Avellino

 

di Simonetta Ieppariello

 

Allarme tubercolosi, spunta un caso anche ad Avellino e il sindaco Paolo Foti di concerto con l’azienda sanitaria decide, in via preventiva, di chiudere la scuola. Si tratta della Leonardo Da Vinci, nel centro storico, lo stesso plesso che accoglie i piccoli alunni dell’Enrico Cocchia da quando l’istituto di via Tuoro è stato chiuso.

Ad esserne affetto un ragazzino di 12 anni attualmente ricoverato nel reparto malattie infettive dell’ospedale Moscati. Un ricovero in via preventivo  ma che non desta alcun allarme, come spiega il primario, il dottore Nicola Acone, che precisa numeri e aspetti salienti di un caso in linea con i dati dello scorso anno.  «Il ragazzino di San Potito ha 12 anni, ora sta meglio anche se resta sotto stretta osservazione - spiega Acone -.  Si tratta del fratellino della bimba, iscritta alla scuola materna del paese, dimessa la scorsa settimana dal «Santobono» dopo essere stata curata per la stessa patologia. Si tratta di un nucleo familiare intero. Infatti anche il padre presentava gli stessi sintomi, ha iniziato la terapia antibiotica». 

Insomma si tratta di tre casi, dunque, per un unico focolaio nella stessa famiglia residente nel piccolo centro irpino. 
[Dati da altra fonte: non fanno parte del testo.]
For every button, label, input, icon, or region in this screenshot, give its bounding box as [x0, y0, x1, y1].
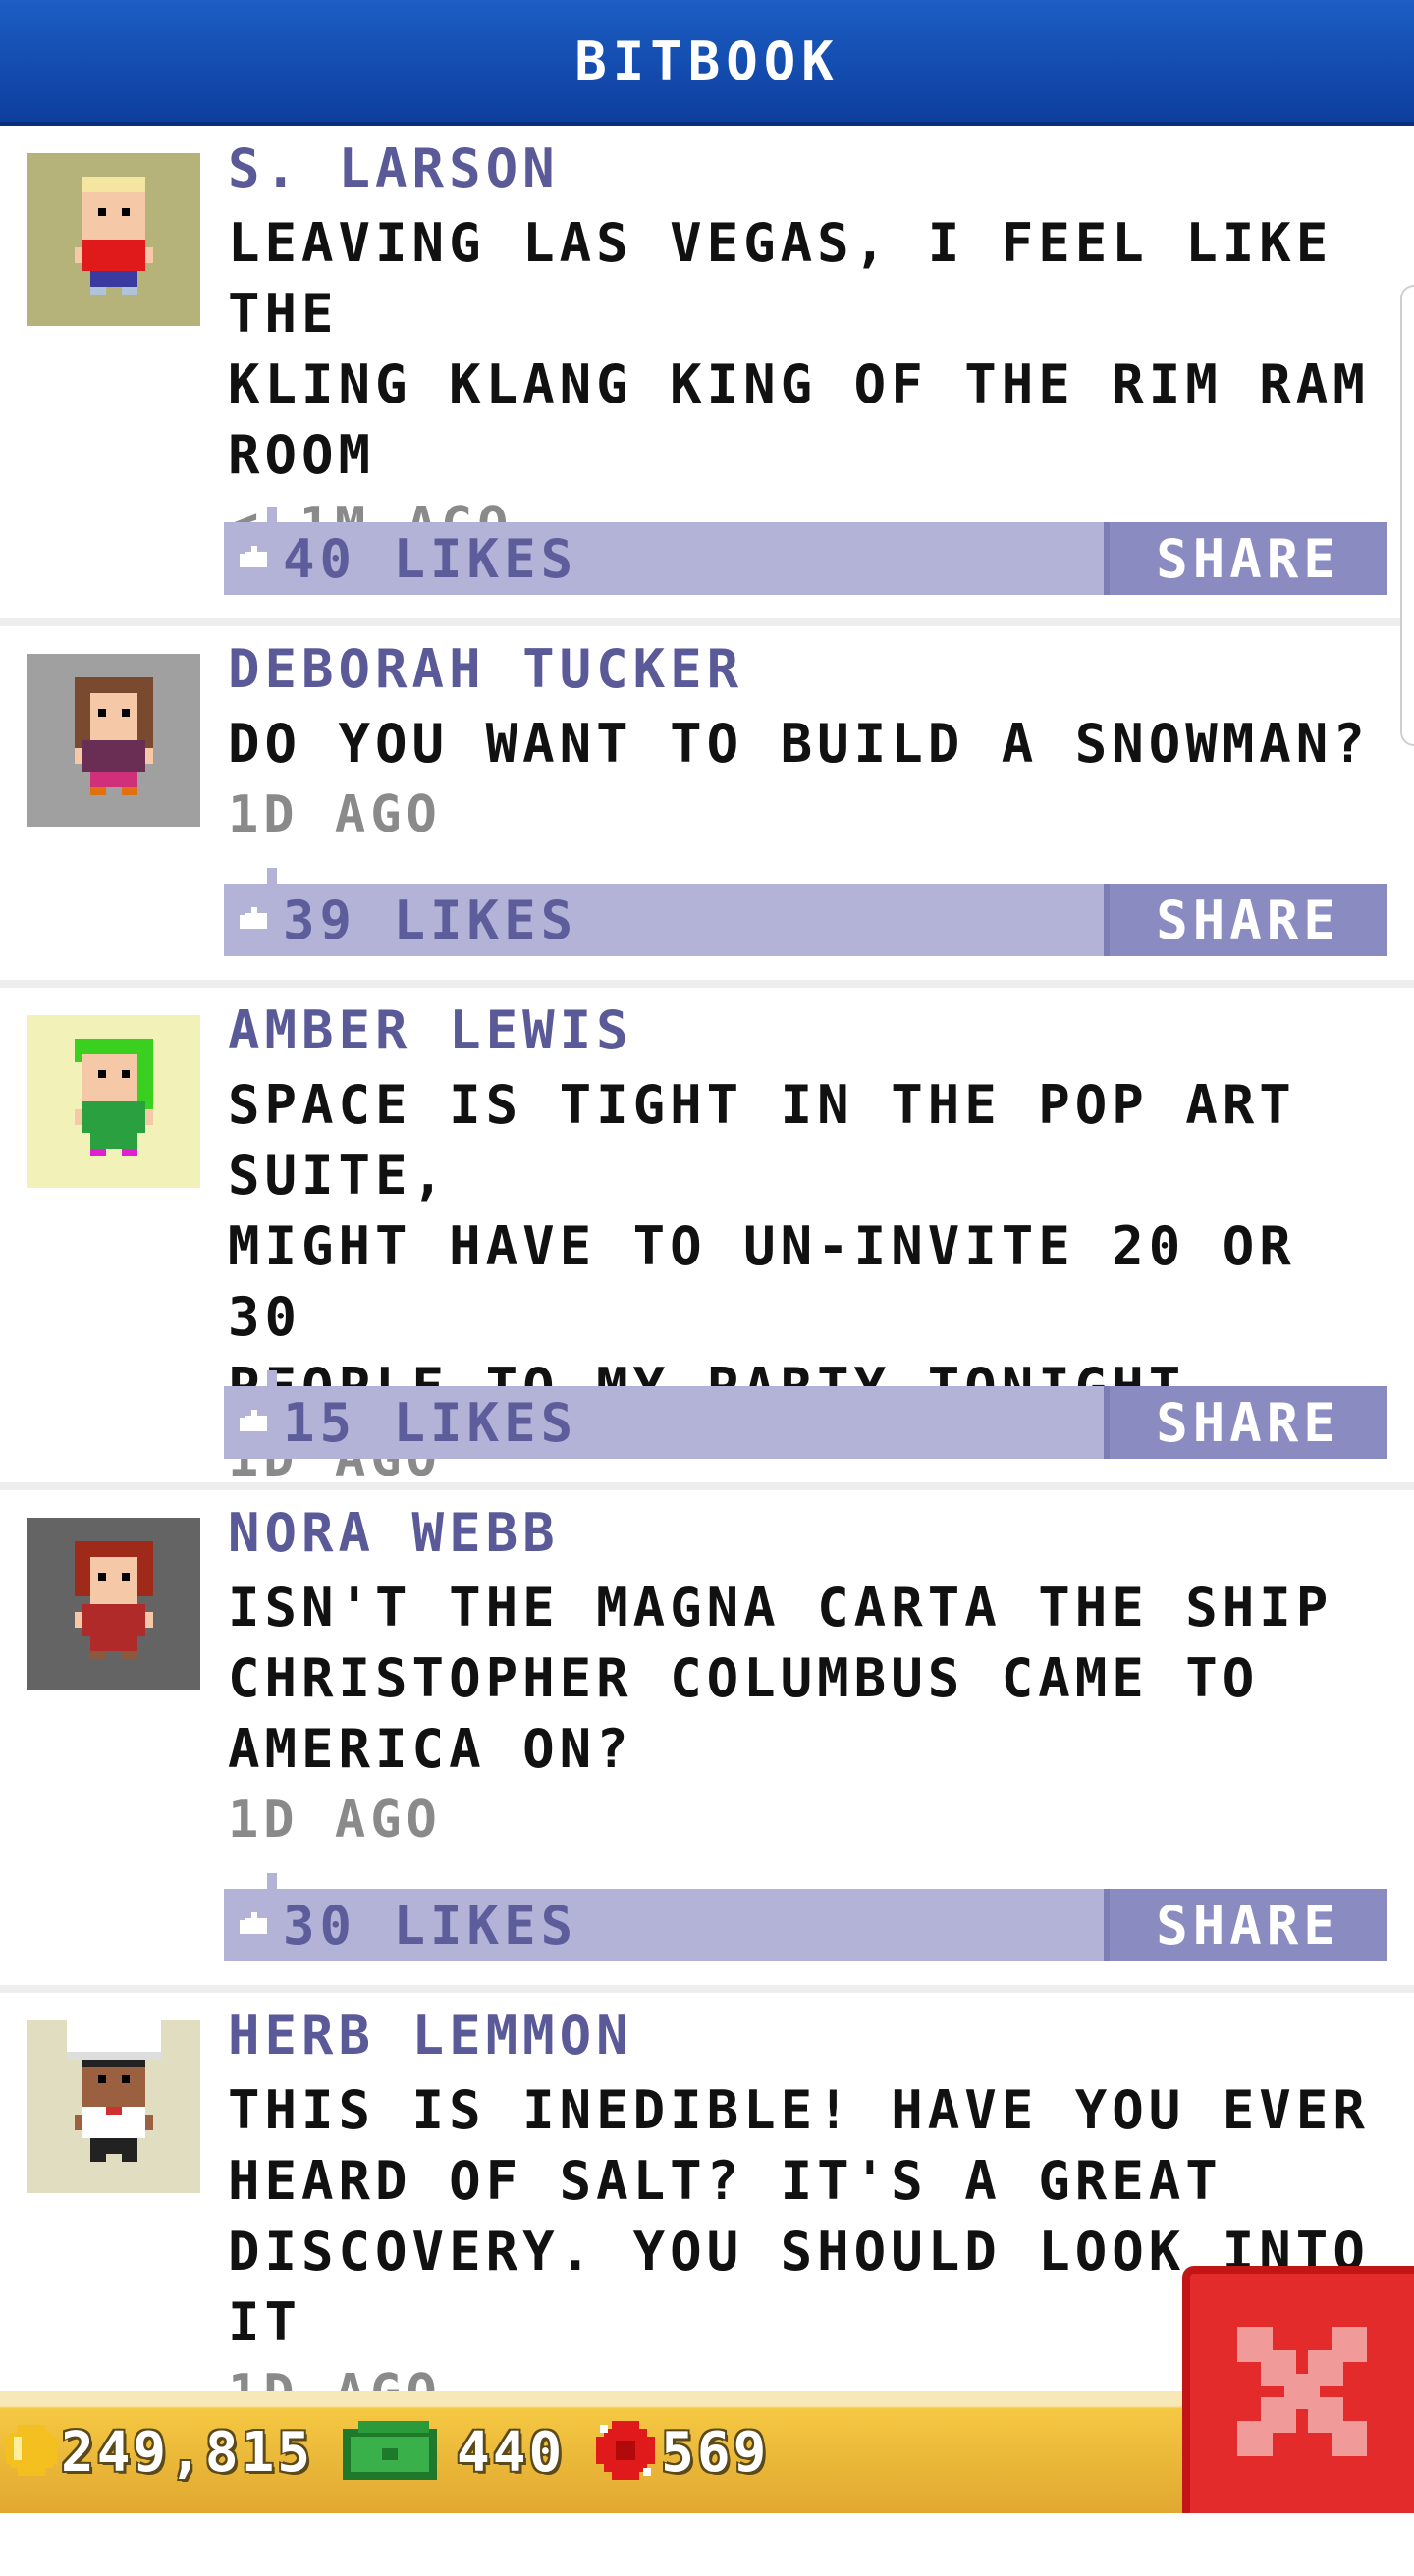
- like-bar: 30 LIKES SHARE: [224, 1873, 1387, 1961]
- avatar-sprite: [27, 654, 200, 827]
- like-bar-tab: [267, 507, 277, 522]
- like-icon[interactable]: [240, 542, 273, 575]
- like-icon[interactable]: [240, 1406, 273, 1439]
- like-bar-tab: [267, 868, 277, 884]
- like-bar: 40 LIKES SHARE: [224, 507, 1387, 595]
- share-button[interactable]: SHARE: [1104, 522, 1387, 595]
- avatar[interactable]: [27, 153, 200, 326]
- close-icon: [1237, 2327, 1367, 2460]
- tokens-value: 569: [661, 2420, 770, 2485]
- close-button[interactable]: [1182, 2266, 1414, 2513]
- like-icon[interactable]: [240, 1908, 273, 1942]
- coins-value: 249,815: [61, 2420, 314, 2485]
- post: S. LARSON LEAVING LAS VEGAS, I FEEL LIKE…: [0, 126, 1414, 626]
- post-body: S. LARSON LEAVING LAS VEGAS, I FEEL LIKE…: [228, 139, 1387, 562]
- like-count: 30 LIKES: [283, 1894, 578, 1957]
- avatar-sprite: [27, 2020, 200, 2193]
- app-header: BITBOOK: [0, 0, 1414, 122]
- like-bar: 15 LIKES SHARE: [224, 1370, 1387, 1459]
- avatar-sprite: [27, 1015, 200, 1188]
- post-author[interactable]: AMBER LEWIS: [228, 1001, 1387, 1060]
- bux-value: 440: [457, 2420, 566, 2485]
- post-message: ISN'T THE MAGNA CARTA THE SHIP CHRISTOPH…: [228, 1577, 1333, 1780]
- avatar[interactable]: [27, 2020, 200, 2193]
- share-button[interactable]: SHARE: [1104, 1889, 1387, 1961]
- post: DEBORAH TUCKER DO YOU WANT TO BUILD A SN…: [0, 626, 1414, 988]
- like-icon[interactable]: [240, 903, 273, 937]
- avatar-sprite: [27, 153, 200, 326]
- coin-icon: [6, 2425, 57, 2480]
- token-icon: [596, 2421, 656, 2484]
- coins-display: 249,815: [6, 2421, 313, 2485]
- post: NORA WEBB ISN'T THE MAGNA CARTA THE SHIP…: [0, 1490, 1414, 1993]
- like-bar: [224, 2488, 1387, 2576]
- like-bar-tab: [267, 1873, 277, 1889]
- post-time: 1D AGO: [228, 1791, 442, 1850]
- post-author[interactable]: HERB LEMMON: [228, 2007, 1387, 2066]
- like-count: 40 LIKES: [283, 527, 578, 590]
- like-bar: 39 LIKES SHARE: [224, 868, 1387, 956]
- post-time: 1D AGO: [228, 785, 442, 844]
- like-bar-tab: [267, 1370, 277, 1386]
- like-count: 15 LIKES: [283, 1391, 578, 1454]
- post-body: NORA WEBB ISN'T THE MAGNA CARTA THE SHIP…: [228, 1504, 1387, 1855]
- post-body: DEBORAH TUCKER DO YOU WANT TO BUILD A SN…: [228, 640, 1387, 850]
- bux-display: 440: [343, 2421, 565, 2485]
- post-author[interactable]: S. LARSON: [228, 139, 1387, 198]
- bux-icon: [343, 2421, 438, 2484]
- avatar[interactable]: [27, 654, 200, 827]
- share-button[interactable]: SHARE: [1104, 1386, 1387, 1459]
- post-message: DO YOU WANT TO BUILD A SNOWMAN?: [228, 713, 1370, 775]
- post: AMBER LEWIS SPACE IS TIGHT IN THE POP AR…: [0, 988, 1414, 1490]
- scroll-indicator[interactable]: [1400, 285, 1414, 746]
- post-message: LEAVING LAS VEGAS, I FEEL LIKE THE KLING…: [228, 212, 1370, 486]
- tokens-display: 569: [596, 2421, 769, 2485]
- post-author[interactable]: DEBORAH TUCKER: [228, 640, 1387, 699]
- app-title: BITBOOK: [574, 29, 840, 92]
- post-message: SPACE IS TIGHT IN THE POP ART SUITE, MIG…: [228, 1074, 1296, 1419]
- like-count: 39 LIKES: [283, 888, 578, 951]
- share-button[interactable]: SHARE: [1104, 884, 1387, 956]
- avatar-sprite: [27, 1518, 200, 1690]
- avatar[interactable]: [27, 1518, 200, 1690]
- avatar[interactable]: [27, 1015, 200, 1188]
- post-author[interactable]: NORA WEBB: [228, 1504, 1387, 1563]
«Ma il ragazzino - spiega Acone - è bene precisare che non si è ammalato a scuola, non ha contratto la malattia tra i banchi.

Insomma, la stessa chiusura della scuola mi è sembrata una misura eccessiva. Bastava pulire bene, areare i locali per non correre alcun rischio».

Il sindaco Paolo Foti è stato messo a conoscenza dei fatti da una delegazione di genitori degli studenti dell'istituto di Piazzetta Solimena, ricevuta in Comune. 

«Mi sono confrontato con la dirigente dell’Asl di Avellino, Maria morgante. Stiamo aspettando la convocazione del prefetto per capire come muoverci, confrontare i numeri e fare dei bilanci esaustivi sui numeri del caso».

Intanto restano chiusi i cancelli oggi dell’istituto per ottocento ragazzini e lunedì ci saranno gli screening, i testi. Lo spiega la dirigente Monteforte. Infatti il 6 giugno dalle 9 in poi, presso il Servizio Epidemiologia e Prevenzione dell'Asl di via Circumvallazione, cominceranno i test. «Ai genitori ho dato tutte le notizie in mio possesso e girato la loro richiesta di disinfezione dei locali».

Intanto, lo stesso dottore Acone spiega che se i numeri sono in linea con quelli dello scorso anno, il dato rilevante è quello della concentrazione degli ultimi casi in un periodo ristretto.

Asl e Azienda «Moscati» chiedono l'intervento del prefetto di Avellino, Carlo Sessa. «È necessario alzare il livello di attenzione rispetto a una malattia che non è unicamente esotica ma che colpisce anche gli italiani», sostiene il primario  «L'anno scorso ricorda il medico sono stati registrati complessivamente 38 casi dei quali il 20 per cento ha interessato cittadini italiani. Mentre nei primi 5 mesi del 2017 siamo arrivati a quota 18. Otto di questi nell’ultimo mese».

Ad allarmare dunque è la concentrazione. Concentrazione che si sarebbe attesta tra San Potito Ultra e Salza Irpinia, dove a due ragazzi, di età inferiore ai 12, è stata diagnostica la tisi.

Ma non vanno creati allarmi. Acone è chiaro sul da farsi: serve correlazione e integrazione tra le azioni i Asl, Moscati e amministrazione locale, sotto l’egida del prefetto di Avellino.

Come era prevedibile sotto massimo controllo ci sono i centri di accoglienza. Due mesi fa è stato infatti sottoscritto un patto tra l'ospedale Moscati e l'Azienda sanitaria locale stabilendo un percorso medico e terapeutico rivolto specificamente ai migranti giunti in Irpinia.